Cost per unit (CPU) is anywhere from $135,000-$150,000 per unit
and up depending on the size of the unit and also the location.
Price per square foot (PSF) is averaging from $145/psf and up
and again depends on location.
Unfortunately, we are seeing a lot of false marketing based on
market rents verses actual rents. This is great if you are a Seller
who can achieve a higher sales price based on this, however; many
buyers have been mislead based on rents that will probably not
be achievable in their lifetimes and lenders are pretty savvy
to these predications. Although these projections may reflect
market rents, they may never actually be achieved in a building
with tenants who are never going to move.

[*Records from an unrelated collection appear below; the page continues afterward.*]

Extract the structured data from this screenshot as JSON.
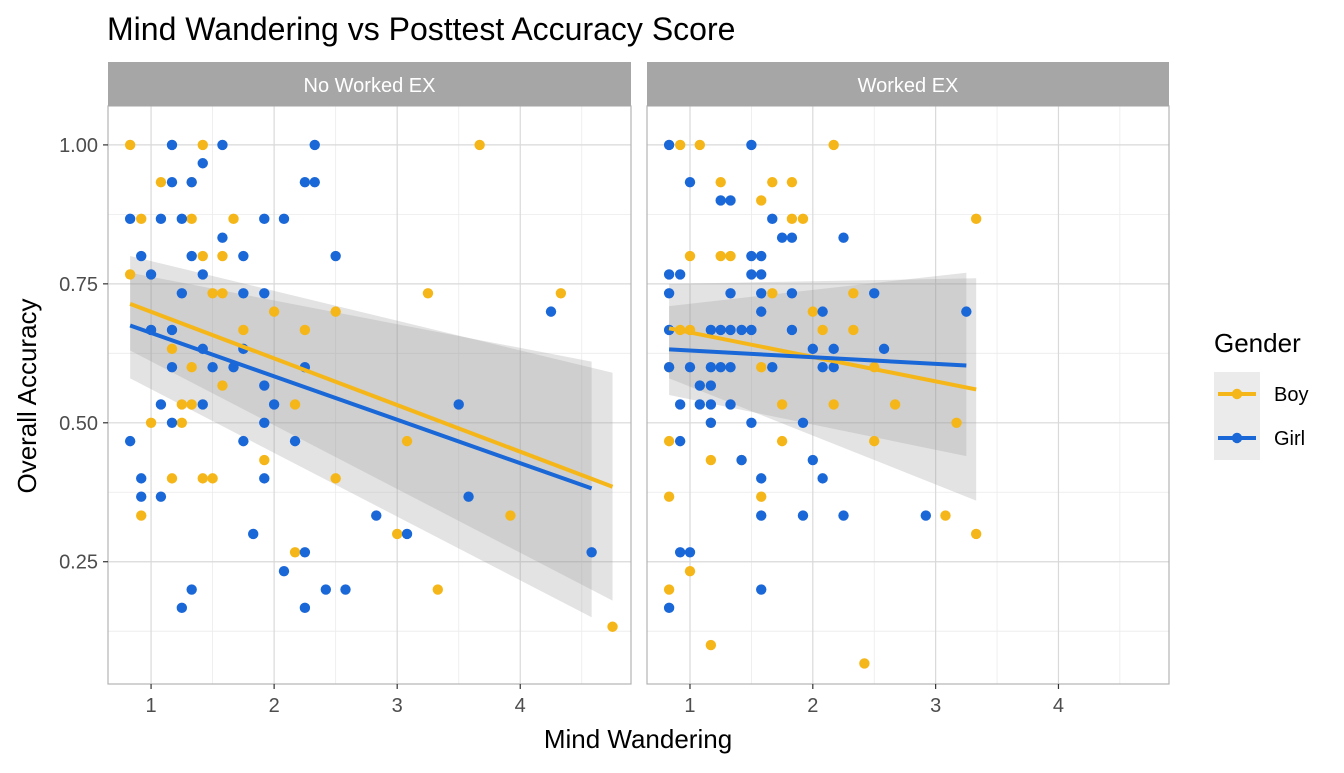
{
  "chart_data": {
    "type": "scatter",
    "title": "Mind Wandering vs Posttest Accuracy Score",
    "xlabel": "Mind Wandering",
    "ylabel": "Overall Accuracy",
    "xlim": [
      0.65,
      4.9
    ],
    "ylim": [
      0.03,
      1.07
    ],
    "x_ticks": [
      1,
      2,
      3,
      4
    ],
    "x_tick_labels": [
      "1",
      "2",
      "3",
      "4"
    ],
    "y_ticks": [
      0.25,
      0.5,
      0.75,
      1.0
    ],
    "y_tick_labels": [
      "0.25",
      "0.50",
      "0.75",
      "1.00"
    ],
    "grid": true,
    "legend": {
      "title": "Gender",
      "position": "right",
      "entries": [
        {
          "label": "Boy",
          "color": "#F5B619"
        },
        {
          "label": "Girl",
          "color": "#1A67D8"
        }
      ]
    },
    "panels": [
      {
        "label": "No Worked EX",
        "series": [
          {
            "name": "Boy",
            "color": "#F5B619",
            "points": [
              [
                0.83,
                1.0
              ],
              [
                0.83,
                0.767
              ],
              [
                0.92,
                0.867
              ],
              [
                0.92,
                0.333
              ],
              [
                1.0,
                0.5
              ],
              [
                1.08,
                0.933
              ],
              [
                1.17,
                0.633
              ],
              [
                1.17,
                0.4
              ],
              [
                1.25,
                0.5
              ],
              [
                1.25,
                0.533
              ],
              [
                1.33,
                0.933
              ],
              [
                1.33,
                0.867
              ],
              [
                1.33,
                0.6
              ],
              [
                1.33,
                0.533
              ],
              [
                1.42,
                1.0
              ],
              [
                1.42,
                0.8
              ],
              [
                1.42,
                0.4
              ],
              [
                1.5,
                0.733
              ],
              [
                1.5,
                0.4
              ],
              [
                1.58,
                0.8
              ],
              [
                1.58,
                0.733
              ],
              [
                1.58,
                0.567
              ],
              [
                1.67,
                0.867
              ],
              [
                1.75,
                0.667
              ],
              [
                1.92,
                0.433
              ],
              [
                2.0,
                0.7
              ],
              [
                2.17,
                0.533
              ],
              [
                2.17,
                0.267
              ],
              [
                2.25,
                0.667
              ],
              [
                2.5,
                0.7
              ],
              [
                2.5,
                0.4
              ],
              [
                3.0,
                0.3
              ],
              [
                3.08,
                0.467
              ],
              [
                3.25,
                0.733
              ],
              [
                3.33,
                0.2
              ],
              [
                3.67,
                1.0
              ],
              [
                3.92,
                0.333
              ],
              [
                4.33,
                0.733
              ],
              [
                4.75,
                0.133
              ]
            ],
            "trend": {
              "x": [
                0.83,
                4.75
              ],
              "y": [
                0.714,
                0.385
              ],
              "ci_start": [
                0.63,
                0.8
              ],
              "ci_end": [
                0.18,
                0.59
              ]
            }
          },
          {
            "name": "Girl",
            "color": "#1A67D8",
            "points": [
              [
                0.83,
                0.867
              ],
              [
                0.83,
                0.467
              ],
              [
                0.92,
                0.8
              ],
              [
                0.92,
                0.4
              ],
              [
                0.92,
                0.367
              ],
              [
                1.0,
                0.767
              ],
              [
                1.0,
                0.667
              ],
              [
                1.08,
                0.867
              ],
              [
                1.08,
                0.533
              ],
              [
                1.08,
                0.367
              ],
              [
                1.17,
                1.0
              ],
              [
                1.17,
                0.933
              ],
              [
                1.17,
                0.667
              ],
              [
                1.17,
                0.6
              ],
              [
                1.17,
                0.5
              ],
              [
                1.25,
                0.867
              ],
              [
                1.25,
                0.733
              ],
              [
                1.25,
                0.167
              ],
              [
                1.33,
                0.933
              ],
              [
                1.33,
                0.8
              ],
              [
                1.33,
                0.2
              ],
              [
                1.42,
                0.967
              ],
              [
                1.42,
                0.767
              ],
              [
                1.42,
                0.633
              ],
              [
                1.42,
                0.533
              ],
              [
                1.5,
                0.6
              ],
              [
                1.58,
                1.0
              ],
              [
                1.58,
                0.833
              ],
              [
                1.67,
                0.6
              ],
              [
                1.75,
                0.8
              ],
              [
                1.75,
                0.733
              ],
              [
                1.75,
                0.633
              ],
              [
                1.75,
                0.467
              ],
              [
                1.83,
                0.3
              ],
              [
                1.92,
                0.867
              ],
              [
                1.92,
                0.733
              ],
              [
                1.92,
                0.567
              ],
              [
                1.92,
                0.5
              ],
              [
                1.92,
                0.4
              ],
              [
                2.0,
                0.533
              ],
              [
                2.08,
                0.867
              ],
              [
                2.08,
                0.233
              ],
              [
                2.17,
                0.467
              ],
              [
                2.25,
                0.933
              ],
              [
                2.25,
                0.6
              ],
              [
                2.25,
                0.267
              ],
              [
                2.25,
                0.167
              ],
              [
                2.33,
                1.0
              ],
              [
                2.33,
                0.933
              ],
              [
                2.42,
                0.2
              ],
              [
                2.5,
                0.8
              ],
              [
                2.58,
                0.2
              ],
              [
                2.83,
                0.333
              ],
              [
                3.08,
                0.3
              ],
              [
                3.5,
                0.533
              ],
              [
                3.58,
                0.367
              ],
              [
                4.25,
                0.7
              ],
              [
                4.58,
                0.267
              ]
            ],
            "trend": {
              "x": [
                0.83,
                4.58
              ],
              "y": [
                0.675,
                0.382
              ],
              "ci_start": [
                0.58,
                0.77
              ],
              "ci_end": [
                0.15,
                0.61
              ]
            }
          }
        ]
      },
      {
        "label": "Worked EX",
        "series": [
          {
            "name": "Boy",
            "color": "#F5B619",
            "points": [
              [
                0.83,
                0.6
              ],
              [
                0.83,
                0.467
              ],
              [
                0.83,
                0.367
              ],
              [
                0.83,
                0.2
              ],
              [
                0.92,
                1.0
              ],
              [
                0.92,
                0.667
              ],
              [
                1.0,
                0.8
              ],
              [
                1.0,
                0.667
              ],
              [
                1.0,
                0.233
              ],
              [
                1.08,
                1.0
              ],
              [
                1.17,
                0.5
              ],
              [
                1.17,
                0.433
              ],
              [
                1.17,
                0.1
              ],
              [
                1.25,
                0.933
              ],
              [
                1.25,
                0.8
              ],
              [
                1.33,
                0.8
              ],
              [
                1.42,
                0.433
              ],
              [
                1.58,
                0.9
              ],
              [
                1.58,
                0.6
              ],
              [
                1.58,
                0.367
              ],
              [
                1.67,
                0.933
              ],
              [
                1.67,
                0.733
              ],
              [
                1.75,
                0.533
              ],
              [
                1.75,
                0.467
              ],
              [
                1.83,
                0.933
              ],
              [
                1.83,
                0.867
              ],
              [
                1.92,
                0.867
              ],
              [
                2.0,
                0.7
              ],
              [
                2.08,
                0.667
              ],
              [
                2.17,
                1.0
              ],
              [
                2.17,
                0.533
              ],
              [
                2.33,
                0.733
              ],
              [
                2.33,
                0.667
              ],
              [
                2.42,
                0.067
              ],
              [
                2.5,
                0.6
              ],
              [
                2.5,
                0.467
              ],
              [
                2.67,
                0.533
              ],
              [
                3.08,
                0.333
              ],
              [
                3.17,
                0.5
              ],
              [
                3.33,
                0.867
              ],
              [
                3.33,
                0.3
              ]
            ],
            "trend": {
              "x": [
                0.83,
                3.33
              ],
              "y": [
                0.67,
                0.56
              ],
              "ci_start": [
                0.58,
                0.75
              ],
              "ci_end": [
                0.36,
                0.76
              ]
            }
          },
          {
            "name": "Girl",
            "color": "#1A67D8",
            "points": [
              [
                0.83,
                1.0
              ],
              [
                0.83,
                0.767
              ],
              [
                0.83,
                0.733
              ],
              [
                0.83,
                0.667
              ],
              [
                0.83,
                0.6
              ],
              [
                0.83,
                0.167
              ],
              [
                0.92,
                0.767
              ],
              [
                0.92,
                0.533
              ],
              [
                0.92,
                0.467
              ],
              [
                0.92,
                0.267
              ],
              [
                1.0,
                0.933
              ],
              [
                1.0,
                0.6
              ],
              [
                1.0,
                0.267
              ],
              [
                1.08,
                0.567
              ],
              [
                1.08,
                0.533
              ],
              [
                1.17,
                0.667
              ],
              [
                1.17,
                0.6
              ],
              [
                1.17,
                0.567
              ],
              [
                1.17,
                0.533
              ],
              [
                1.17,
                0.5
              ],
              [
                1.25,
                0.9
              ],
              [
                1.25,
                0.667
              ],
              [
                1.25,
                0.6
              ],
              [
                1.33,
                0.9
              ],
              [
                1.33,
                0.733
              ],
              [
                1.33,
                0.667
              ],
              [
                1.33,
                0.6
              ],
              [
                1.33,
                0.533
              ],
              [
                1.42,
                0.667
              ],
              [
                1.42,
                0.433
              ],
              [
                1.5,
                1.0
              ],
              [
                1.5,
                0.8
              ],
              [
                1.5,
                0.767
              ],
              [
                1.5,
                0.667
              ],
              [
                1.5,
                0.5
              ],
              [
                1.58,
                0.8
              ],
              [
                1.58,
                0.767
              ],
              [
                1.58,
                0.733
              ],
              [
                1.58,
                0.7
              ],
              [
                1.58,
                0.4
              ],
              [
                1.58,
                0.333
              ],
              [
                1.58,
                0.2
              ],
              [
                1.67,
                0.867
              ],
              [
                1.67,
                0.6
              ],
              [
                1.75,
                0.833
              ],
              [
                1.83,
                0.833
              ],
              [
                1.83,
                0.733
              ],
              [
                1.83,
                0.667
              ],
              [
                1.92,
                0.5
              ],
              [
                1.92,
                0.333
              ],
              [
                2.0,
                0.633
              ],
              [
                2.0,
                0.433
              ],
              [
                2.08,
                0.7
              ],
              [
                2.08,
                0.6
              ],
              [
                2.08,
                0.4
              ],
              [
                2.17,
                0.633
              ],
              [
                2.17,
                0.6
              ],
              [
                2.25,
                0.833
              ],
              [
                2.25,
                0.333
              ],
              [
                2.5,
                0.733
              ],
              [
                2.58,
                0.633
              ],
              [
                2.92,
                0.333
              ],
              [
                3.25,
                0.7
              ]
            ],
            "trend": {
              "x": [
                0.83,
                3.25
              ],
              "y": [
                0.632,
                0.603
              ],
              "ci_start": [
                0.55,
                0.71
              ],
              "ci_end": [
                0.44,
                0.77
              ]
            }
          }
        ]
      }
    ]
  }
}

We are still seeing more vacancies than anticipated and not achieving
the projected market rates that we were looking forward to. The
demographics have changed dramatically as a result of market rents
and tenants who can afford to pay these rent levels are smart
enough to take advantage of the low interest rates and become
owners. Many owners are renting at lower rental rates in order
to get their units rented in lieu of the amount of available rental
inventory.
There is lots of talk and lots of confusion about the proposed
changes to the ELLIS Law and the actual process. There is not
enough talk about SMRPH (Santa Monica Residents Protection &
Homeownership). This is so vital to our property values and also
allows this new breed of tenants to become owners (and they want
to be.)
The cycle continues to be high for Sellers, how long this will
last remains to be seen. The real estate market has always been
tied to interest rates and questions arise as to how long rates
will remain at these levels. As always, it is a question of your
personal parameters in conjunction with the market conditions
that should determine what is right for you.